The Monte Carlo simulator cal_isotope_numbers_SIP() models isotopologue populations by explicitly sampling multinomial combinations while preserving isotope fine structure. This is most valuable when you expect partially labeled populations or need confidence intervals around the mean abundance pattern.

What you’ll learn in this section

How to simulate natural glucose isotopologues and heavily labeled analogs.
Which parameters govern accuracy versus runtime.
How to interpret the abundance plots for assessing labeling efficiency.

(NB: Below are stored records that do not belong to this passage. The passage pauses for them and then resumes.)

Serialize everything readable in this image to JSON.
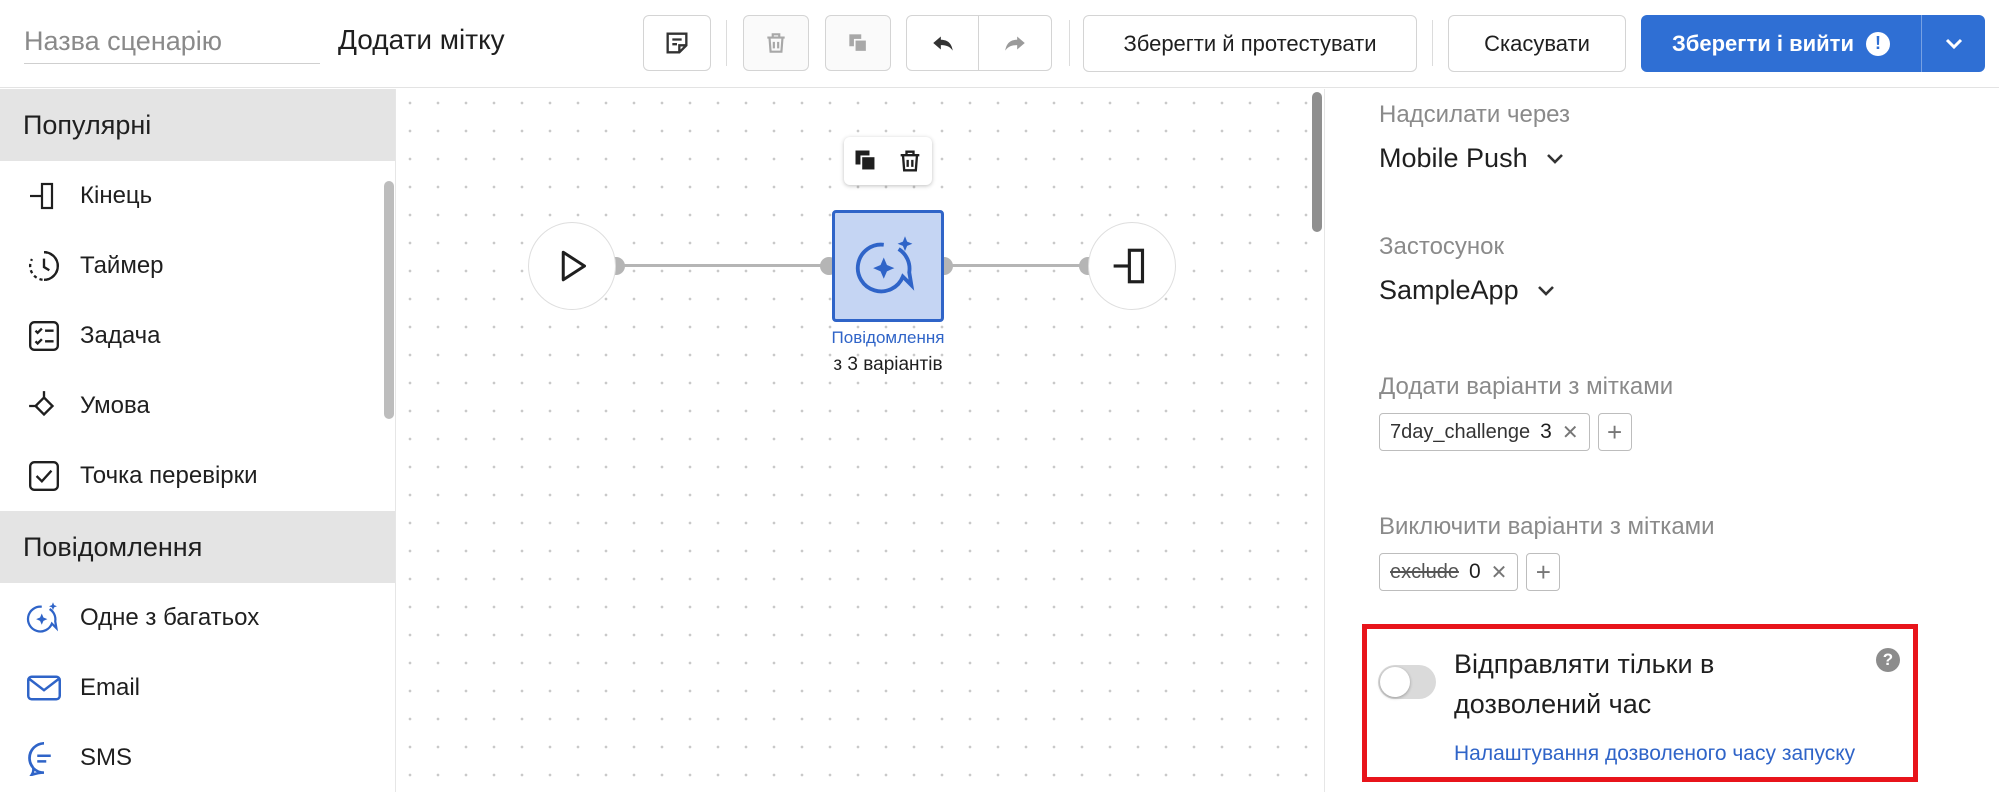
{
  "header": {
    "scenario_placeholder": "Назва сценарію",
    "title": "Додати мітку",
    "save_test_label": "Зберегти й протестувати",
    "cancel_label": "Скасувати",
    "save_exit_label": "Зберегти і вийти",
    "alert_glyph": "!"
  },
  "sidebar": {
    "sections": [
      {
        "title": "Популярні",
        "items": [
          {
            "label": "Кінець",
            "icon": "end-icon"
          },
          {
            "label": "Таймер",
            "icon": "timer-icon"
          },
          {
            "label": "Задача",
            "icon": "task-icon"
          },
          {
            "label": "Умова",
            "icon": "condition-icon"
          },
          {
            "label": "Точка перевірки",
            "icon": "checkpoint-icon"
          }
        ]
      },
      {
        "title": "Повідомлення",
        "items": [
          {
            "label": "Одне з багатьох",
            "icon": "sparkle-chat-icon"
          },
          {
            "label": "Email",
            "icon": "email-icon"
          },
          {
            "label": "SMS",
            "icon": "sms-icon"
          }
        ]
      }
    ]
  },
  "canvas": {
    "message_node": {
      "label": "Повідомлення",
      "sub": "з 3 варіантів"
    }
  },
  "panel": {
    "send_via": {
      "label": "Надсилати через",
      "value": "Mobile Push"
    },
    "app": {
      "label": "Застосунок",
      "value": "SampleApp"
    },
    "include": {
      "label": "Додати варіанти з мітками",
      "chips": [
        {
          "tag": "7day_challenge",
          "count": "3"
        }
      ]
    },
    "exclude": {
      "label": "Виключити варіанти з мітками",
      "chips": [
        {
          "tag": "exclude",
          "count": "0"
        }
      ]
    },
    "allowed_time": {
      "toggle_on": false,
      "text": "Відправляти тільки в дозволений час",
      "help_glyph": "?",
      "link": "Налаштування дозволеного часу запуску"
    }
  },
  "colors": {
    "primary": "#2f6fd4",
    "node_fill": "#c5d5f3",
    "link": "#2f64c8",
    "highlight": "#e8141b"
  }
}
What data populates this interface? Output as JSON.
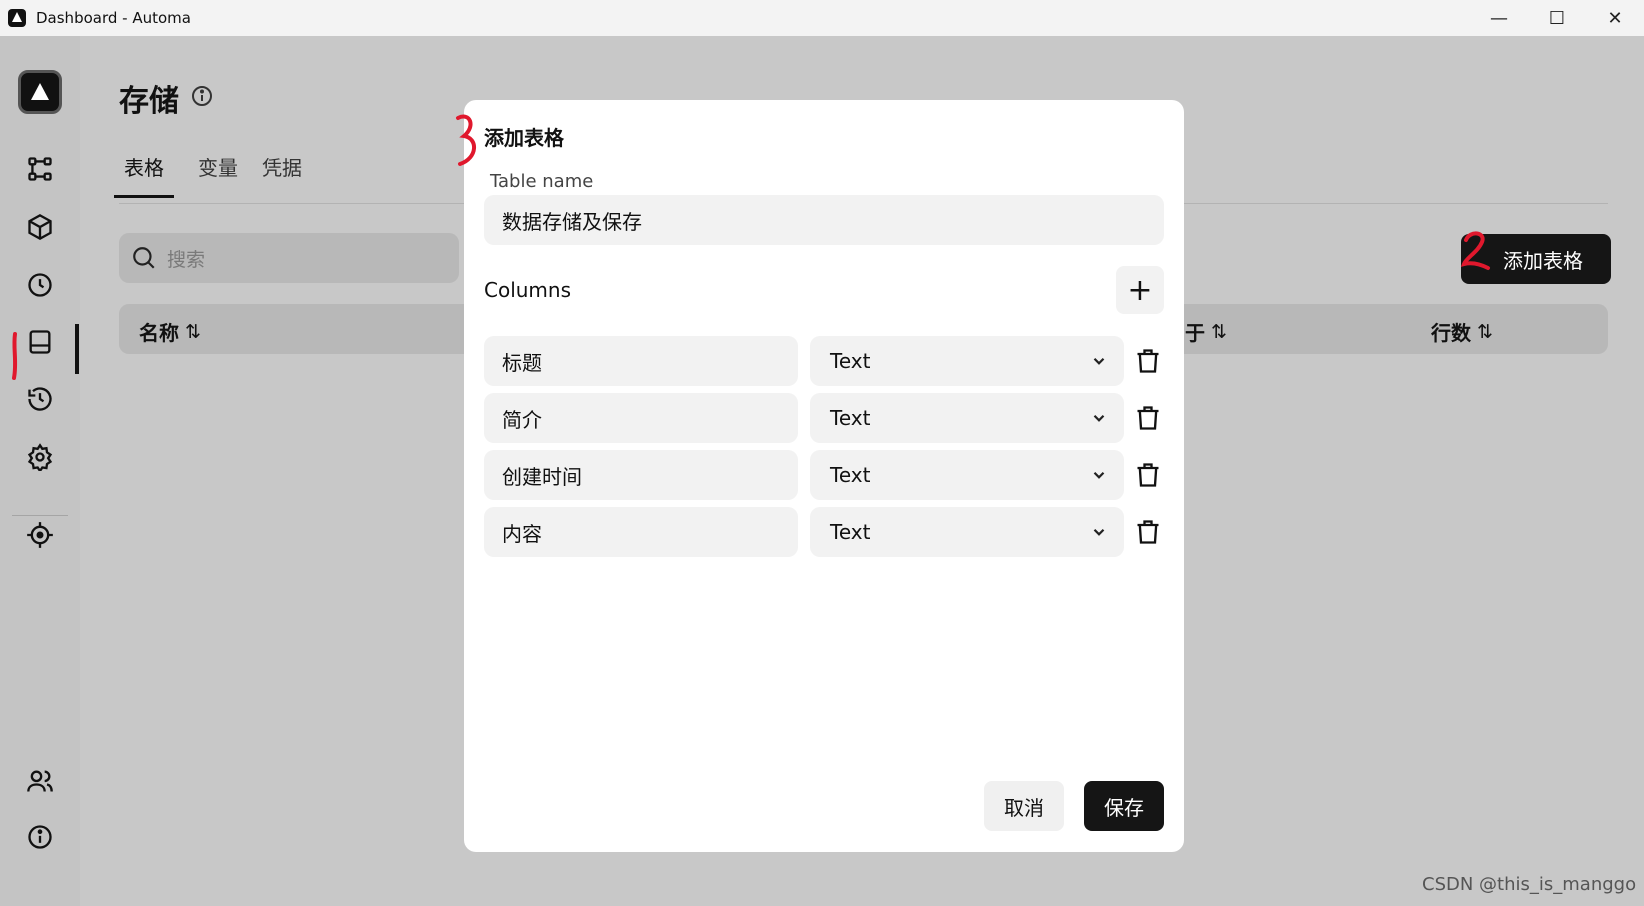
{
  "window": {
    "title": "Dashboard - Automa",
    "controls": {
      "minimize": "—",
      "maximize": "☐",
      "close": "✕"
    }
  },
  "page": {
    "title": "存储",
    "tabs": [
      {
        "label": "表格",
        "active": true
      },
      {
        "label": "变量",
        "active": false
      },
      {
        "label": "凭据",
        "active": false
      }
    ],
    "search": {
      "placeholder": "搜索"
    },
    "add_table_label": "添加表格",
    "table_headers": [
      "名称",
      "于",
      "行数"
    ],
    "sort_glyph": "⇅"
  },
  "modal": {
    "title": "添加表格",
    "table_name_label": "Table name",
    "table_name_value": "数据存储及保存",
    "columns_label": "Columns",
    "add_column_glyph": "+",
    "columns": [
      {
        "name": "标题",
        "type": "Text"
      },
      {
        "name": "简介",
        "type": "Text"
      },
      {
        "name": "创建时间",
        "type": "Text"
      },
      {
        "name": "内容",
        "type": "Text"
      }
    ],
    "cancel_label": "取消",
    "save_label": "保存"
  },
  "watermark": "CSDN @this_is_manggo",
  "colors": {
    "annotation": "#e0182d",
    "dark_button": "#151515",
    "backdrop": "#c8c8c8"
  }
}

Before we run the code, note the main arguments you can adjust:

formula: the elemental composition (e.g., "C6H11O6"). Aerith automatically balances charge states.
num_simulations: number of Monte Carlo draws (default 10,000). Increase this for smoother estimates at the cost of runtime.
C13: fraction of \(^{13}\)C enrichment (0-1). Similar arguments exist for other isotopes; supply them when probing alternative labeling strategies.

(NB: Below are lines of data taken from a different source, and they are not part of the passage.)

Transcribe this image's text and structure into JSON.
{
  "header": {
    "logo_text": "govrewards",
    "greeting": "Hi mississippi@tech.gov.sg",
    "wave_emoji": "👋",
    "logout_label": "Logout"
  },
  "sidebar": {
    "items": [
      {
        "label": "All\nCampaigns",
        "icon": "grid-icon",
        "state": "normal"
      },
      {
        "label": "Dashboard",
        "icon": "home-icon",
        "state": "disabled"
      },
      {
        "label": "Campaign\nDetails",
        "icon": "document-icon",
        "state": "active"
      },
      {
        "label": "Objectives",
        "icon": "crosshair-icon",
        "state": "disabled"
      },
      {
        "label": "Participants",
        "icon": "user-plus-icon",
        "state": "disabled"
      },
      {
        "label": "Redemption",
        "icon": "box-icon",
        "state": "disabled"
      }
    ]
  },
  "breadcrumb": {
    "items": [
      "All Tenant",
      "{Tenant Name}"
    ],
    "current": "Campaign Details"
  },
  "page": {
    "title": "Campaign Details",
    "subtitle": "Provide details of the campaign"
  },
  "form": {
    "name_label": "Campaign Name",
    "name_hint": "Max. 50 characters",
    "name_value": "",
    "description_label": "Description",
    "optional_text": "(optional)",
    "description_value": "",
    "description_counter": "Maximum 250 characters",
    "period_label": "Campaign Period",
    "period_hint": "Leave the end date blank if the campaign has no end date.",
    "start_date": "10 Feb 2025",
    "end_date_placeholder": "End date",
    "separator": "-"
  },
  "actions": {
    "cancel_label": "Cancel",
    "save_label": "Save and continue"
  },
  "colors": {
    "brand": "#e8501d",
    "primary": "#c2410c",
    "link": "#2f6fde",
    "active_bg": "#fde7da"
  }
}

iso1 <- cal_isotope_numbers_SIP("C6H11O6")
plotMolecularIsotopes(iso1) +
    ggtitle(expression(C[6] * H[11] * O[6]^"-" ~ 1.07 * "% " *
        {}^{
            13
        } * C))

The first plot establishes the baseline: a near-natural abundance distribution for deprotonated glucose. Peaks close to \(m/z\) shifts of one neutron reflect the low natural \(^{13}\)C content. Use this as a reference when evaluating experimental control samples.

iso2 <- cal_isotope_numbers_SIP("C6H11O6", num_simulations = 50000, C13 = 0.5)
plotMolecularIsotopes(iso2) +
    ggtitle(expression(C[6] * H[11] * O[6]^"-" ~ 50 * "% " *
        {}^{
            13
        } * C))
#> Warning: ggrepel: 13 unlabeled data points (too many overlaps). Consider
#> increasing max.overlaps

Here we increase the simulation depth to 50,000 for a smoother signal and set the \(^{13}\)C enrichment to 50%. The resulting spectrum shows pronounced heavier isotopologues, illustrating how increasing enrichment shifts intensity towards higher \(m/z\). When benchmarking wet-lab labeling protocols, compare observed spectra against this simulated target to estimate incorporation efficiency and identify incomplete labeling.

FFT-based algorithm

The FFT engine cal_isotope_peaks_fft() accelerates theoretical spectrum generation by assuming each isotope adds exactly one neutron mass (ignoring fine structure). This approximation is well suited for high-throughput scans where you need quick guidance on expected peak positions, especially for highly charged ions.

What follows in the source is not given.